Peut-être pour certains, ça ne fait aucun sens. Pour d’autres, l’idée peut piquer votre curiosité. Mais si je vous disais que s’exposer au froid peut actuellement aider à la gestion de l’anxiété/stress et même réparer le métabolisme de base. Intéressé?
L’exposition au froid augmente la production d’énergie de votre corps en créant de la chaleur…oui de la chaleur! Pour vous réchauffer tranquillement au concept, il faut mieux comprendre pourquoi le phénomène du froid vient influencer la production d’énergie.
Les cellules adipeuses
Vous avez deux types de cellules adipeuses dans votre corps: les cellules blanches et les cellules brunes.
Comment peut-on les distinguer?
Les cellules blanches s’accumulent sur les différentes parties de votre corps (cuisses, hanches, ventre, etc.) et sont utilisées pour produire de l’énergie dans les moments de stress/anxiété. La seule façon que les cellules blanches peuvent utiliser l’énergie disponible est quand il n’y pas assez de réserve de glucose dans le foie et dans les muscles. Donc, en retour, la cascade de l’adrénaline commence et cette réponse influence votre glycémie, sommeil, etc.
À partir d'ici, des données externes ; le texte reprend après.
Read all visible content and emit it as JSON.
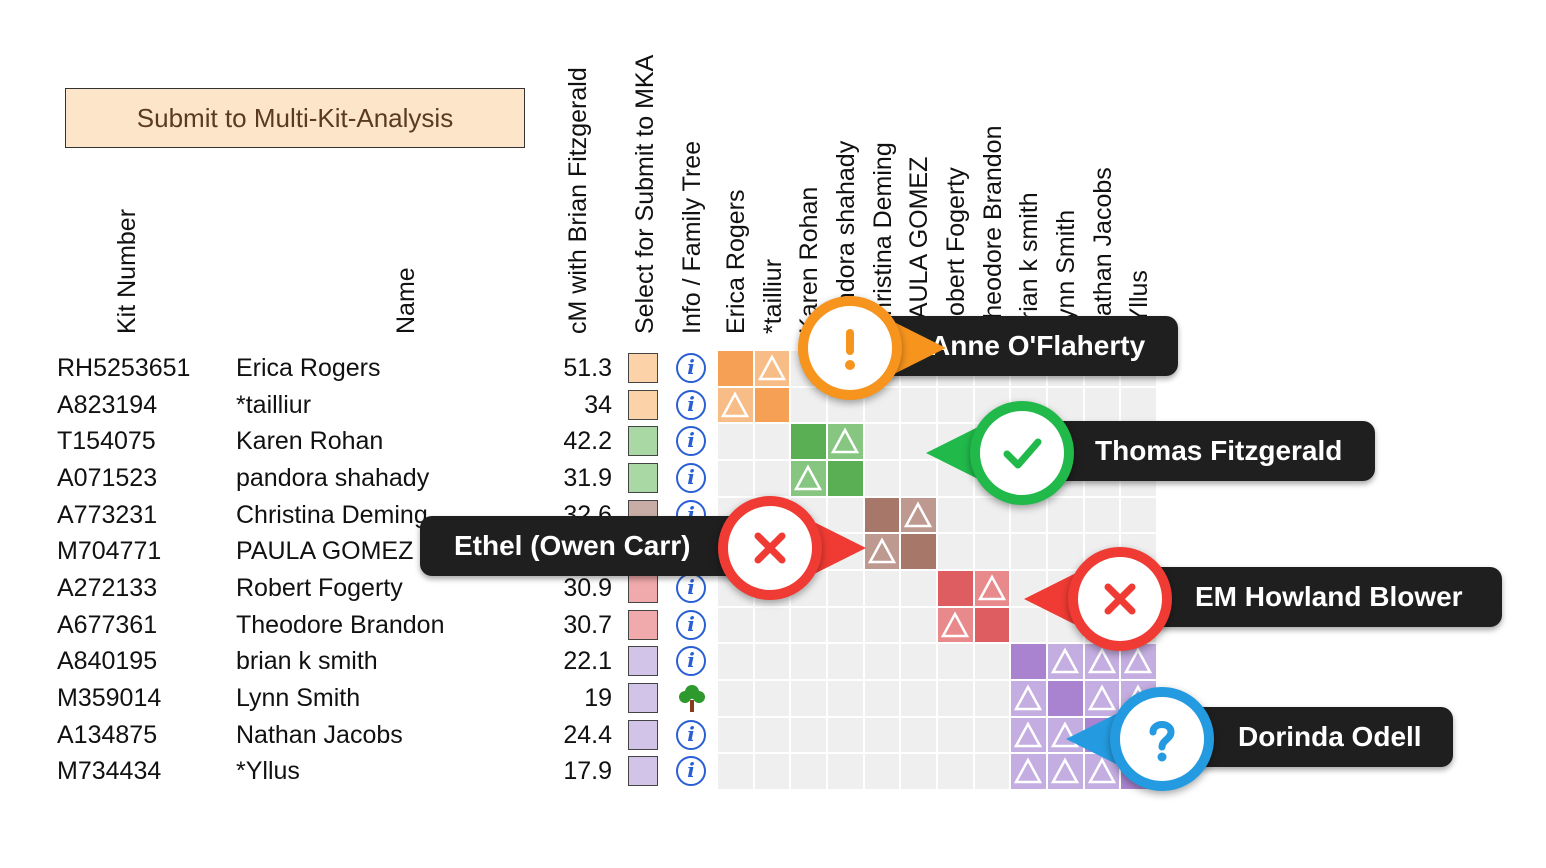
{
  "submit_button_label": "Submit to Multi-Kit-Analysis",
  "headers": {
    "kit": "Kit Number",
    "name": "Name",
    "cm": "cM with Brian Fitzgerald",
    "select": "Select for Submit to MKA",
    "info": "Info / Family Tree"
  },
  "rows": [
    {
      "kit": "RH5253651",
      "name": "Erica Rogers",
      "cm": "51.3",
      "color": "#fcd2a8",
      "icon": "info"
    },
    {
      "kit": "A823194",
      "name": "*tailliur",
      "cm": "34",
      "color": "#fcd2a8",
      "icon": "info"
    },
    {
      "kit": "T154075",
      "name": "Karen Rohan",
      "cm": "42.2",
      "color": "#a9d8a4",
      "icon": "info"
    },
    {
      "kit": "A071523",
      "name": "pandora shahady",
      "cm": "31.9",
      "color": "#a9d8a4",
      "icon": "info"
    },
    {
      "kit": "A773231",
      "name": "Christina Deming",
      "cm": "32.6",
      "color": "#c8ada6",
      "icon": "info"
    },
    {
      "kit": "M704771",
      "name": "PAULA GOMEZ",
      "cm": "",
      "color": "#c8ada6",
      "icon": "info"
    },
    {
      "kit": "A272133",
      "name": "Robert Fogerty",
      "cm": "30.9",
      "color": "#f0aaab",
      "icon": "info"
    },
    {
      "kit": "A677361",
      "name": "Theodore Brandon",
      "cm": "30.7",
      "color": "#f0aaab",
      "icon": "info"
    },
    {
      "kit": "A840195",
      "name": "brian k smith",
      "cm": "22.1",
      "color": "#d2c4e8",
      "icon": "info"
    },
    {
      "kit": "M359014",
      "name": "Lynn Smith",
      "cm": "19",
      "color": "#d2c4e8",
      "icon": "tree"
    },
    {
      "kit": "A134875",
      "name": "Nathan Jacobs",
      "cm": "24.4",
      "color": "#d2c4e8",
      "icon": "info"
    },
    {
      "kit": "M734434",
      "name": "*Yllus",
      "cm": "17.9",
      "color": "#d2c4e8",
      "icon": "info"
    }
  ],
  "matrix_headers": [
    "Erica Rogers",
    "*tailliur",
    "Karen Rohan",
    "pandora shahady",
    "Christina Deming",
    "PAULA GOMEZ",
    "Robert Fogerty",
    "Theodore Brandon",
    "brian k smith",
    "Lynn Smith",
    "Nathan Jacobs",
    "*Yllus"
  ],
  "clusters": [
    {
      "rows": [
        0,
        1
      ],
      "color": "#f5a055",
      "light": "#f8bc86"
    },
    {
      "rows": [
        2,
        3
      ],
      "color": "#5aae53",
      "light": "#86c681"
    },
    {
      "rows": [
        4,
        5
      ],
      "color": "#a7776a",
      "light": "#be9990"
    },
    {
      "rows": [
        6,
        7
      ],
      "color": "#de5d60",
      "light": "#e8898b"
    },
    {
      "rows": [
        8,
        9,
        10,
        11
      ],
      "color": "#a983cf",
      "light": "#c4ade0"
    }
  ],
  "callouts": [
    {
      "name": "Anne O'Flaherty",
      "type": "warning",
      "icon": "exclamation-icon",
      "color": "#f6941e"
    },
    {
      "name": "Thomas Fitzgerald",
      "type": "check",
      "icon": "checkmark-icon",
      "color": "#21b94a"
    },
    {
      "name": "Ethel (Owen Carr)",
      "type": "cross",
      "icon": "close-icon",
      "color": "#ef3b33"
    },
    {
      "name": "EM Howland Blower",
      "type": "cross",
      "icon": "close-icon",
      "color": "#ef3b33"
    },
    {
      "name": "Dorinda Odell",
      "type": "question",
      "icon": "question-icon",
      "color": "#249be0"
    }
  ]
}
Les cellules brunes viennent du tissu musculaire et contiennent plus d’usines d’énergie que les cellules blanches. Ces usines donnent à ce type de cellules la coloration brune et utilisent l’énergie pour produire de la chaleur. En produisant de l’énergie, les cellules adipeuses brunes permettent au corps de maintenir un métabolisme de base équilibré en plus de rester au chaud. Pas pire!
Quels sont les bénéfices?
S’exposer au froid correctement peut amener des bénéfices intéressants pour le corps:
augmenter l’activité métabolique;
augmenter la production de dopamine;
augmenter la production de cellules immunitaires;
renforcer la tolérance aux différents stress environnementaux.
Où commencer
La meilleur façon de s’exposer au froid est d’utiliser une baignoire remplie d’eau froide et de glace. Pour la grande majorité de nous, ça n’arrivera tout simplement pas!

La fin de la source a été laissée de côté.